The Guantánamo Bay files offer a remarkable insight into the US military’s investigation and handling of suspected terrorist. However, Guantánamo remains a prison cloaked in secrecy and steeped in infamy. As revealing as the dossiers seem, many crucial issues such as torture, the role and existence of other prisons, and the compliance of client states are not tackled by the leaks. These official documents fail to address the inconvenient truths which would incriminate the practices of US military, as they provide detainee analysis as opposed to raw information. We witness the mindset of the interrogators, the piecing together of parts of the al-Qaeda puzzle and the fear-mongering assumptions made by the intelligence services.

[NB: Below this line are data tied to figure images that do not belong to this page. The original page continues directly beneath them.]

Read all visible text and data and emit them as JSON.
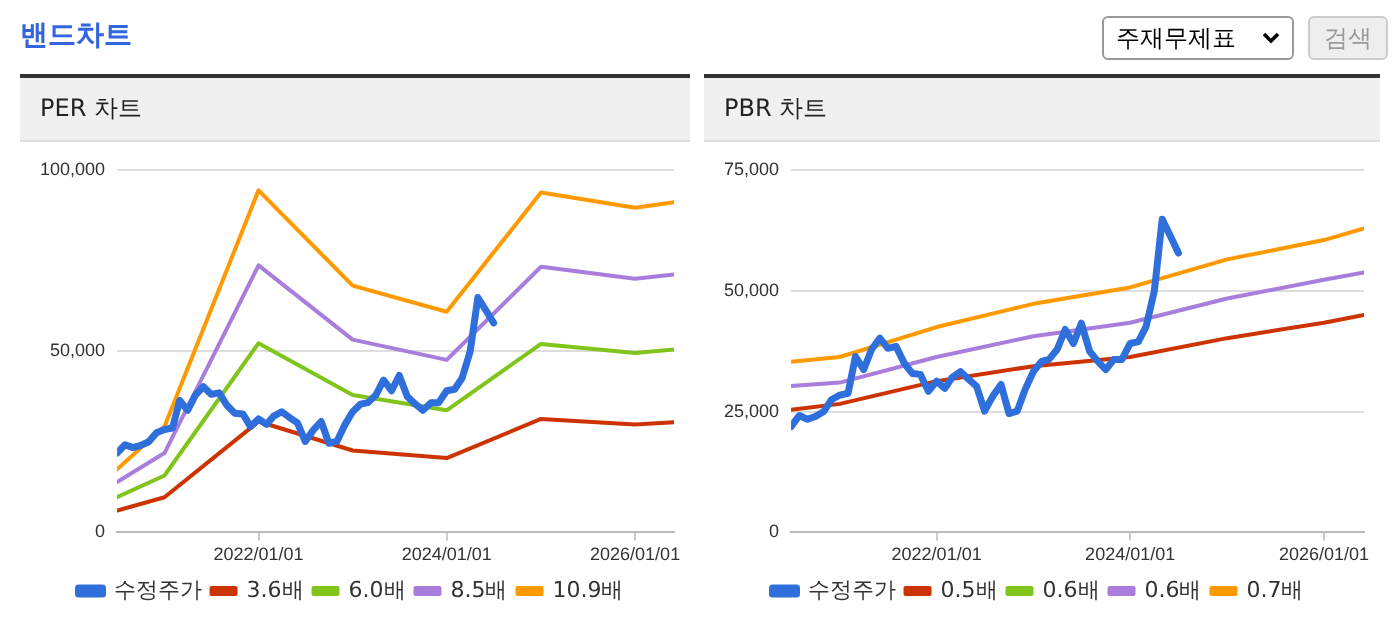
{
  "chart_data": [
    {
      "type": "other",
      "title": "밴드차트",
      "annotations": [
        "주재무제표",
        "검색"
      ]
    },
    {
      "type": "line",
      "title": "PER 차트",
      "xlim": [
        "2020-07",
        "2026-06"
      ],
      "xticks": [
        {
          "value": "2022-01-01",
          "label": "2022/01/01"
        },
        {
          "value": "2024-01-01",
          "label": "2024/01/01"
        },
        {
          "value": "2026-01-01",
          "label": "2026/01/01"
        }
      ],
      "ylim": [
        0,
        100000
      ],
      "yticks": [
        0,
        {
          "value": 50000,
          "label": "50,000"
        },
        {
          "value": 100000,
          "label": "100,000"
        }
      ],
      "grid": "y",
      "legend": "bottom",
      "marker": "none",
      "line_style": "solid",
      "series": [
        {
          "name": "수정주가",
          "color": "#2f6fdc",
          "x": [
            "2020-07",
            "2020-08",
            "2020-09",
            "2020-10",
            "2020-11",
            "2020-12",
            "2021-01",
            "2021-02",
            "2021-03",
            "2021-04",
            "2021-05",
            "2021-06",
            "2021-07",
            "2021-08",
            "2021-09",
            "2021-10",
            "2021-11",
            "2021-12",
            "2022-01",
            "2022-02",
            "2022-03",
            "2022-04",
            "2022-05",
            "2022-06",
            "2022-07",
            "2022-08",
            "2022-09",
            "2022-10",
            "2022-11",
            "2022-12",
            "2023-01",
            "2023-02",
            "2023-03",
            "2023-04",
            "2023-05",
            "2023-06",
            "2023-07",
            "2023-08",
            "2023-09",
            "2023-10",
            "2023-11",
            "2023-12",
            "2024-01",
            "2024-02",
            "2024-03",
            "2024-04",
            "2024-05",
            "2024-06",
            "2024-07"
          ],
          "values": [
            21900,
            24200,
            23400,
            24000,
            25000,
            27500,
            28400,
            28800,
            36400,
            33700,
            37900,
            40200,
            38100,
            38500,
            35000,
            32900,
            32700,
            29200,
            31300,
            29800,
            32100,
            33300,
            31700,
            30200,
            25100,
            28200,
            30600,
            24600,
            25100,
            29600,
            33300,
            35400,
            35800,
            37900,
            42000,
            39100,
            43300,
            37500,
            35400,
            33700,
            35800,
            35800,
            39100,
            39500,
            42600,
            49900,
            64800,
            61300,
            57800
          ]
        },
        {
          "name": "3.6배",
          "color": "#cc3300",
          "x": [
            "2020-07",
            "2021-01",
            "2022-01",
            "2023-01",
            "2024-01",
            "2025-01",
            "2026-01",
            "2026-06"
          ],
          "values": [
            6000,
            9700,
            30600,
            22600,
            20500,
            31300,
            29800,
            30400
          ]
        },
        {
          "name": "6.0배",
          "color": "#80c41c",
          "x": [
            "2020-07",
            "2021-01",
            "2022-01",
            "2023-01",
            "2024-01",
            "2025-01",
            "2026-01",
            "2026-06"
          ],
          "values": [
            9700,
            15700,
            52200,
            37900,
            33700,
            52000,
            49500,
            50500
          ]
        },
        {
          "name": "8.5배",
          "color": "#a97ddc",
          "x": [
            "2020-07",
            "2021-01",
            "2022-01",
            "2023-01",
            "2024-01",
            "2025-01",
            "2026-01",
            "2026-06"
          ],
          "values": [
            13900,
            21900,
            73700,
            53200,
            47600,
            73300,
            70000,
            71200
          ]
        },
        {
          "name": "10.9배",
          "color": "#ff9900",
          "x": [
            "2020-07",
            "2021-01",
            "2022-01",
            "2023-01",
            "2024-01",
            "2025-01",
            "2026-01",
            "2026-06"
          ],
          "values": [
            17400,
            29200,
            94400,
            68100,
            60900,
            93800,
            89600,
            91100
          ]
        }
      ]
    },
    {
      "type": "line",
      "title": "PBR 차트",
      "xlim": [
        "2020-07",
        "2026-06"
      ],
      "xticks": [
        {
          "value": "2022-01-01",
          "label": "2022/01/01"
        },
        {
          "value": "2024-01-01",
          "label": "2024/01/01"
        },
        {
          "value": "2026-01-01",
          "label": "2026/01/01"
        }
      ],
      "ylim": [
        0,
        75000
      ],
      "yticks": [
        0,
        {
          "value": 25000,
          "label": "25,000"
        },
        {
          "value": 50000,
          "label": "50,000"
        },
        {
          "value": 75000,
          "label": "75,000"
        }
      ],
      "grid": "y",
      "legend": "bottom",
      "marker": "none",
      "line_style": "solid",
      "series": [
        {
          "name": "수정주가",
          "color": "#2f6fdc",
          "x": [
            "2020-07",
            "2020-08",
            "2020-09",
            "2020-10",
            "2020-11",
            "2020-12",
            "2021-01",
            "2021-02",
            "2021-03",
            "2021-04",
            "2021-05",
            "2021-06",
            "2021-07",
            "2021-08",
            "2021-09",
            "2021-10",
            "2021-11",
            "2021-12",
            "2022-01",
            "2022-02",
            "2022-03",
            "2022-04",
            "2022-05",
            "2022-06",
            "2022-07",
            "2022-08",
            "2022-09",
            "2022-10",
            "2022-11",
            "2022-12",
            "2023-01",
            "2023-02",
            "2023-03",
            "2023-04",
            "2023-05",
            "2023-06",
            "2023-07",
            "2023-08",
            "2023-09",
            "2023-10",
            "2023-11",
            "2023-12",
            "2024-01",
            "2024-02",
            "2024-03",
            "2024-04",
            "2024-05",
            "2024-06",
            "2024-07"
          ],
          "values": [
            21900,
            24200,
            23400,
            24000,
            25000,
            27500,
            28400,
            28800,
            36400,
            33700,
            37900,
            40200,
            38100,
            38500,
            35000,
            32900,
            32700,
            29200,
            31300,
            29800,
            32100,
            33300,
            31700,
            30200,
            25100,
            28200,
            30600,
            24600,
            25100,
            29600,
            33300,
            35400,
            35800,
            37900,
            42000,
            39100,
            43300,
            37500,
            35400,
            33700,
            35800,
            35800,
            39100,
            39500,
            42600,
            49900,
            64800,
            61300,
            57800
          ]
        },
        {
          "name": "0.5배",
          "color": "#cc3300",
          "x": [
            "2020-07",
            "2021-01",
            "2022-01",
            "2023-01",
            "2024-01",
            "2025-01",
            "2026-01",
            "2026-06"
          ],
          "values": [
            25400,
            26600,
            31300,
            34400,
            36300,
            40200,
            43400,
            45000
          ]
        },
        {
          "name": "0.6배",
          "color": "#80c41c"
        },
        {
          "name": "0.6배",
          "color": "#a97ddc",
          "x": [
            "2020-07",
            "2021-01",
            "2022-01",
            "2023-01",
            "2024-01",
            "2025-01",
            "2026-01",
            "2026-06"
          ],
          "values": [
            30300,
            31000,
            36300,
            40600,
            43400,
            48400,
            52300,
            53800
          ]
        },
        {
          "name": "0.7배",
          "color": "#ff9900",
          "x": [
            "2020-07",
            "2021-01",
            "2022-01",
            "2023-01",
            "2024-01",
            "2025-01",
            "2026-01",
            "2026-06"
          ],
          "values": [
            35300,
            36300,
            42500,
            47300,
            50700,
            56500,
            60500,
            62900
          ]
        }
      ]
    }
  ]
}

Only with the release of medical records, guard logs and CCTV footage, would the intimate details of the Guantánamo system ever become clear.
 
 
So what do the Guantánamo leaks reveal in these early days of release? Primarily, they send alarm bells ringing regarding the wide-scale incarceration of innocent victims, from an “incompetent” or knowingly unlawful US military. As Bernhard Docke, German lawyer informed Der Spiegel, "Guantanamo appears to be an autistic and Kafka-esque machine of suspicion in which vague conjecture, simply through the passage of time and constant repetition, becomes supposedly solid fact." The files consolidate suspicion that Guantánamo prisoners, innocent or not, are held in a state of perpetual limbo, apparently outside of any legal jurisdiction. Regardless of the lack of juicy details, the dossiers confirm that the US needs to drastically and speedily reform its anti-terror policy as the Wikileaks and whistle blowing phenomena sweep the globe.